Research shows the ratio of retirees to workers in the UK is becoming unsustainable as populations age and birth rates fall.
Anyone born after April 1970 in the UK may have to work until they are 71, according to a new report from the Longevity Centre.
The current age threshold to draw a state pension is 66 years old, although it is projected to rise to 68 by 2044.
Experts say a gradual hike is necessary to maintain the status quo of the constant number of workers per state pensioner.
If the proportion of retirees to workers grows, there is likely to be a lack of employees to keep up with rising consumer demand, the report says.
The labour disparity is more of an immediate problem in the UK than in less developed nations because of long life expectancy figures and falling birth rates.
The pandemic, along with Britain’s austerity years and a rise in mortality rates, means there has been a temporarily easing of pressure on pension budgets.
Covid-19, however, resulted in periods of inactivity or working from home for people of working years and left older citizens pushed out of the workforce.
Looking at early-retirees, the Longevity Centre also noted that many UK employees were leaving the workforce prematurely because of preventable health conditions.
Only50% of adults in England and Wales are now disability-free and would be able to work up until the age of 70, according to the report.

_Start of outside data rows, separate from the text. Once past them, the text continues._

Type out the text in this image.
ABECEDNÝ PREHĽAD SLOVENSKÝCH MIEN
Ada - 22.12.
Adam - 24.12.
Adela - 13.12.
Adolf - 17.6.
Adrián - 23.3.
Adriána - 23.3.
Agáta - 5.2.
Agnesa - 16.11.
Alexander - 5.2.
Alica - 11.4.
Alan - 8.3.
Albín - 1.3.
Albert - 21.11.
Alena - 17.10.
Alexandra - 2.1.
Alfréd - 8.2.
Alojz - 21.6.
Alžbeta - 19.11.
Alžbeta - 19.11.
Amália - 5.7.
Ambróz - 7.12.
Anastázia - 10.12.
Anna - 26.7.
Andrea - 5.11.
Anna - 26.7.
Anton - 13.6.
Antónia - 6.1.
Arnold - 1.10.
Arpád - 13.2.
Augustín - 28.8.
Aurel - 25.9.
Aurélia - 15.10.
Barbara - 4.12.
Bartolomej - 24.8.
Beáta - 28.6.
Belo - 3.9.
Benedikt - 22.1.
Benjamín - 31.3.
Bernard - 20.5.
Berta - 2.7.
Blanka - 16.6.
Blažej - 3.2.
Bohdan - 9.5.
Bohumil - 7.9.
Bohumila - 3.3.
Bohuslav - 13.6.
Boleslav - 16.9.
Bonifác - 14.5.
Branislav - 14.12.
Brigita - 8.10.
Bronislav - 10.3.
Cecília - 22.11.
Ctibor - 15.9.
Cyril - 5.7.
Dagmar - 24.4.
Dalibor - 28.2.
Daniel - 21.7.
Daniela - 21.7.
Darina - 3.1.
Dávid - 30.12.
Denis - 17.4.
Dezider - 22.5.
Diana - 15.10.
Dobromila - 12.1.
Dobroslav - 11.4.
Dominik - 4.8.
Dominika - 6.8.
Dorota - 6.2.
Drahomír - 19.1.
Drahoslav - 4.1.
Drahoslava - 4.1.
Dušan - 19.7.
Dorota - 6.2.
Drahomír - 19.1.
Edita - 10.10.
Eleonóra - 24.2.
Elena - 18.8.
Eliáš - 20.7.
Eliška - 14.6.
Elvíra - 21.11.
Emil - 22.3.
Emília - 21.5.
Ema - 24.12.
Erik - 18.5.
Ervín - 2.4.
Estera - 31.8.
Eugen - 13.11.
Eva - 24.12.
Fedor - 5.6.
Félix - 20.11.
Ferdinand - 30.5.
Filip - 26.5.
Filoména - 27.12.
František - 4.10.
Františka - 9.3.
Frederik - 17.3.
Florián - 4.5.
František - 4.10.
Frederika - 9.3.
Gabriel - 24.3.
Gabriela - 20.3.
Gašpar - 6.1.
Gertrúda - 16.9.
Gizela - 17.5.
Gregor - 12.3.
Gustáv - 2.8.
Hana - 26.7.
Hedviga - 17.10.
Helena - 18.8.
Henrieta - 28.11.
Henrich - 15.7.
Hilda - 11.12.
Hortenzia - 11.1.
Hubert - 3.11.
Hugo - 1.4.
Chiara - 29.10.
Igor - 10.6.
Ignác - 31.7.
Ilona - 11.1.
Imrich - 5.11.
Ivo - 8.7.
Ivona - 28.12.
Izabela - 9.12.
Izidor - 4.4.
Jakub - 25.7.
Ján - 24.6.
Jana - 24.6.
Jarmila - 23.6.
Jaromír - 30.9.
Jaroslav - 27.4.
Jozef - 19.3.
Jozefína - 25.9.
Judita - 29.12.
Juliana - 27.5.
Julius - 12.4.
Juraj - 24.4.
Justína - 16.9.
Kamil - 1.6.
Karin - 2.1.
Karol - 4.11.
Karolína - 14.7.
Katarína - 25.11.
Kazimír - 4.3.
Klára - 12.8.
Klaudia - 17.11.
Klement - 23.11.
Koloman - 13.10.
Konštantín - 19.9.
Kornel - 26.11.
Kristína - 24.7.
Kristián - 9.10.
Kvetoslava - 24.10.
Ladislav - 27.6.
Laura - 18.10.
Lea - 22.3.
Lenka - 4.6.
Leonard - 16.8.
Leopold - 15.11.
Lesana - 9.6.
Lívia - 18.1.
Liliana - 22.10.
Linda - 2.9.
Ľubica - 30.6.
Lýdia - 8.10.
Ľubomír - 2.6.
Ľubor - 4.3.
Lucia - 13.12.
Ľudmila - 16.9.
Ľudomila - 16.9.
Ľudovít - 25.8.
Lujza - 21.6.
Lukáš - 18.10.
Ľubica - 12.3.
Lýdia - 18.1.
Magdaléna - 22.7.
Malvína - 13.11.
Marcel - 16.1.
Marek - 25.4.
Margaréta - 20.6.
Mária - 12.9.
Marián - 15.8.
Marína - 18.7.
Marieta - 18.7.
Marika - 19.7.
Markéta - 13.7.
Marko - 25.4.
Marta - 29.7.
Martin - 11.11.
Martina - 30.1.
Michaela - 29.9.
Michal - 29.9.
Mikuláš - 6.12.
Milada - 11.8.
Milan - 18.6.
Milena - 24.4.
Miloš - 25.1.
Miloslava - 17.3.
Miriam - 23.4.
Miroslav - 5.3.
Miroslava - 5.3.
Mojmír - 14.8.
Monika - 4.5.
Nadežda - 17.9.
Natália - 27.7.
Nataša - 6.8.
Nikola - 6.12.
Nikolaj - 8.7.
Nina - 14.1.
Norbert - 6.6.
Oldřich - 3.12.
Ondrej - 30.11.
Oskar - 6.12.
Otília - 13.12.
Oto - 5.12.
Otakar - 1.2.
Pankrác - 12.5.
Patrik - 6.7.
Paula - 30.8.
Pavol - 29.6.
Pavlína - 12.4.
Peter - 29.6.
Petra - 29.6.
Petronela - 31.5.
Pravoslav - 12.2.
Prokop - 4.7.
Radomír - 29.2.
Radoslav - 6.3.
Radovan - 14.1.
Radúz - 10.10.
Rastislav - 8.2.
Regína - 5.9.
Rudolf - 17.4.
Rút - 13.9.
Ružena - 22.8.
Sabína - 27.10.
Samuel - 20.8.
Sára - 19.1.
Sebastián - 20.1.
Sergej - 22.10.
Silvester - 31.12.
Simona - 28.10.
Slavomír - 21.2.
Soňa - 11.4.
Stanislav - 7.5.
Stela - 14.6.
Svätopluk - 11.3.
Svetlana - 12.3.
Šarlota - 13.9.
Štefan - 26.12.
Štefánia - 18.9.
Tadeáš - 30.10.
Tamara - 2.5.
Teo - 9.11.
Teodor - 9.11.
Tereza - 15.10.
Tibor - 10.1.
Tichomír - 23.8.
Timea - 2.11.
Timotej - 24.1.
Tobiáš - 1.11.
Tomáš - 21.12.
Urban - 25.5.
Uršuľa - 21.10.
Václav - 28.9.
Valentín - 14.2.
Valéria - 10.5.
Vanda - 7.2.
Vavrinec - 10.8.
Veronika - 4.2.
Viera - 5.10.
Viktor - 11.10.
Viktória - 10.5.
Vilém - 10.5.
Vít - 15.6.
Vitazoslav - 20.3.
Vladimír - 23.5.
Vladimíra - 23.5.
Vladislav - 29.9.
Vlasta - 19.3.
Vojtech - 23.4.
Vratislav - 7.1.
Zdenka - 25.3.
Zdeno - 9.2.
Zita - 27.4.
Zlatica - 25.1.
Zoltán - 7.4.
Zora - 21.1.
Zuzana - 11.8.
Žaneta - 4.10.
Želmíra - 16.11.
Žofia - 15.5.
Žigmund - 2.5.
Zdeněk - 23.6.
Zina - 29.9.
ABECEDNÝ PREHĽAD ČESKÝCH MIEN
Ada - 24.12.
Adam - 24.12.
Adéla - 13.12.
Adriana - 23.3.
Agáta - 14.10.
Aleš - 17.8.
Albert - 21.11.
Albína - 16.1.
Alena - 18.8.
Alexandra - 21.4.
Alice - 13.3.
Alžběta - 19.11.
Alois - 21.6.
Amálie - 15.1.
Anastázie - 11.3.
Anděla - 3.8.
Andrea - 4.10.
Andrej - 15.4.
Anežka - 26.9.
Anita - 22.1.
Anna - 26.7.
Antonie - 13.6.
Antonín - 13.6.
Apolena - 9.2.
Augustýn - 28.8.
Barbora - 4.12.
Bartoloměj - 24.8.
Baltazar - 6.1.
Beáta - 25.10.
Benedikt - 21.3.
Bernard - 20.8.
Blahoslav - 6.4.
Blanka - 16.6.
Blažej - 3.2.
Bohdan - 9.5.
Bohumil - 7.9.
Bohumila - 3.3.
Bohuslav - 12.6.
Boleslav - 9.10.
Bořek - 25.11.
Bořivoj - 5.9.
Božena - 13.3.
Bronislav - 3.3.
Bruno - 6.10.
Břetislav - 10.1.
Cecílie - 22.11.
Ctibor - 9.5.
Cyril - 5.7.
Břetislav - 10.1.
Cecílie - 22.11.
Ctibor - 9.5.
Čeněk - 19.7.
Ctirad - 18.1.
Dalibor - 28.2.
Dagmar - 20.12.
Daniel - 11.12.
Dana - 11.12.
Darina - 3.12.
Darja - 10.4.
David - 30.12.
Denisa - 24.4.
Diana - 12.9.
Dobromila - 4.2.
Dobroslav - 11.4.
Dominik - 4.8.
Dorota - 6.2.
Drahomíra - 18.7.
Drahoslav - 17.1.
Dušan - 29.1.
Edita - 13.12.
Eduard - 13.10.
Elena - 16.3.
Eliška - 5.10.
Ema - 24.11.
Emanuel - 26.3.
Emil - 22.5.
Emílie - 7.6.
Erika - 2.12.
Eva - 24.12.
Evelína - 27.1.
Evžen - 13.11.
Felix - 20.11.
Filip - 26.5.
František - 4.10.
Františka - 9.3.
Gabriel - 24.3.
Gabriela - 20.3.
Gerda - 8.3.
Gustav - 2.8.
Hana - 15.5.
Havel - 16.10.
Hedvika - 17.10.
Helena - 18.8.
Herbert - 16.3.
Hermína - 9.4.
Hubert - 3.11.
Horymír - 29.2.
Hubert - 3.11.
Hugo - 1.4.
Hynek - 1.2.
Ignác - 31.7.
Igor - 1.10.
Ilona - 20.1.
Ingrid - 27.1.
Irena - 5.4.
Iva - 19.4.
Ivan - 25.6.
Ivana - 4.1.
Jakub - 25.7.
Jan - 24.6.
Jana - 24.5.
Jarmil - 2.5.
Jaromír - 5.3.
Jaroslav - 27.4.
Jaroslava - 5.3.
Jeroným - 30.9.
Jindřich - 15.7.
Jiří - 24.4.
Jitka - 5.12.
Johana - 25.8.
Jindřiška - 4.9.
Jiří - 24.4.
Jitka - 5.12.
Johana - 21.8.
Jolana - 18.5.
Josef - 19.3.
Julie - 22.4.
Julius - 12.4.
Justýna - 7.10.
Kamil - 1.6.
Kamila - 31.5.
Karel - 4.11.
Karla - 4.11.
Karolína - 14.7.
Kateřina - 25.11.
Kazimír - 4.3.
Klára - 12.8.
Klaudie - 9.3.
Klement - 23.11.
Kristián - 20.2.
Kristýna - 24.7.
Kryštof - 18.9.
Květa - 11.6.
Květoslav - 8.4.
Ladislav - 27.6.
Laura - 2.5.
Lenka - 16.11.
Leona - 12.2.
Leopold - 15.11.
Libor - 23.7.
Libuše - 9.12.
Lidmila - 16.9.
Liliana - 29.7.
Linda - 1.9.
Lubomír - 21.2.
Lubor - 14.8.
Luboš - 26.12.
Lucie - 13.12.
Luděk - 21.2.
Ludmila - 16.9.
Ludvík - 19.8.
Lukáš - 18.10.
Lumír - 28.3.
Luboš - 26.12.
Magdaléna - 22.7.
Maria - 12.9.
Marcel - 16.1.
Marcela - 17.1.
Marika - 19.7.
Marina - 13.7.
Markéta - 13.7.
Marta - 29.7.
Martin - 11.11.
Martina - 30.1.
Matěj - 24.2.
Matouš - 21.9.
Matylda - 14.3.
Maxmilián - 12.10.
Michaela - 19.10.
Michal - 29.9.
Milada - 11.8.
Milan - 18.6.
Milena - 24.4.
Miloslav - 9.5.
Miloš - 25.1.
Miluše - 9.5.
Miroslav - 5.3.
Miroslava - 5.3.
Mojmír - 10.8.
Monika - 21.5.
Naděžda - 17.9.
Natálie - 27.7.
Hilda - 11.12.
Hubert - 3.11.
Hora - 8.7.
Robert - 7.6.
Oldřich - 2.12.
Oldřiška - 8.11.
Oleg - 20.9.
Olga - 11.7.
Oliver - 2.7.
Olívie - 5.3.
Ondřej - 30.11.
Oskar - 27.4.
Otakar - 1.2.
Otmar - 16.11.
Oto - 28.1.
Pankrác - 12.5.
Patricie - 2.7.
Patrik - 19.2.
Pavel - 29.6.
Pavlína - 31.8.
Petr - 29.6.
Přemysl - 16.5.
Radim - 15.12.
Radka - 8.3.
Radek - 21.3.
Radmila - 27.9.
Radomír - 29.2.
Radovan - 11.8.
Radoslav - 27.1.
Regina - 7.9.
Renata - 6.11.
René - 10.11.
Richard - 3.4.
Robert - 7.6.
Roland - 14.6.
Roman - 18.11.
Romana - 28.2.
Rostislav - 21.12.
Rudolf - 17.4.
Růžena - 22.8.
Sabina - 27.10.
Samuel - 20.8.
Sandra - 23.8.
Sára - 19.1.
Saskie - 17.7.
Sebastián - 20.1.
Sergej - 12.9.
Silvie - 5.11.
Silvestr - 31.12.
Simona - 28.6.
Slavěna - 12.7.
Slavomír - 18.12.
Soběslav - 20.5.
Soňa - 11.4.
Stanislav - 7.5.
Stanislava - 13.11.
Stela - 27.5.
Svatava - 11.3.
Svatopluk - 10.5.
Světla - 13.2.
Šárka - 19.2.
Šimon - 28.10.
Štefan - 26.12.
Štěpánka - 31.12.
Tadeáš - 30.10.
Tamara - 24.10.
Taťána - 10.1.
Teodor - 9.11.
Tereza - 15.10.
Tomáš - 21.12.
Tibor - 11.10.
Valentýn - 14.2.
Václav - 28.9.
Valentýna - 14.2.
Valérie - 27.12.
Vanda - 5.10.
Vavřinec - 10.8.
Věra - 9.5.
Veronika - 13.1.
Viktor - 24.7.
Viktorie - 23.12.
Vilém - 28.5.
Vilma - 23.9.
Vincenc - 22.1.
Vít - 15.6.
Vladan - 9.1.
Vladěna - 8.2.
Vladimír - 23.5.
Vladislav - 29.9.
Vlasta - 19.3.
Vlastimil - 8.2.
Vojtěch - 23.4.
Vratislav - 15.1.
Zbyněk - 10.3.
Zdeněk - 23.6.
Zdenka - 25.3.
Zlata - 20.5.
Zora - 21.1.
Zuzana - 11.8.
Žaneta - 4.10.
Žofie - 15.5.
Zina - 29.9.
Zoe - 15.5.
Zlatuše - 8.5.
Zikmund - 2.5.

Looking after the health of employees before it deteriorates should therefore be a priority for governments, according to the Longevity Centre.
“Policymakers can no longer ignore the impact of poor health on wider society and doing so will simply make wider policies related to work or pensions ineffective,” the report said.
Figures published last week by the Office for National Statistics (ONS) showed that the UK population is projected to grow from an estimated 67 million in mid-2021 to 73.7 million by mid-2036.
Pensioner benefit spending is expected to cost £138 billion in Great Britain between 2023 to 2024.
£125 billion of this will be spent on state pensions, while some will go towards housing benefit for retirees, and pension credit for those on a low income.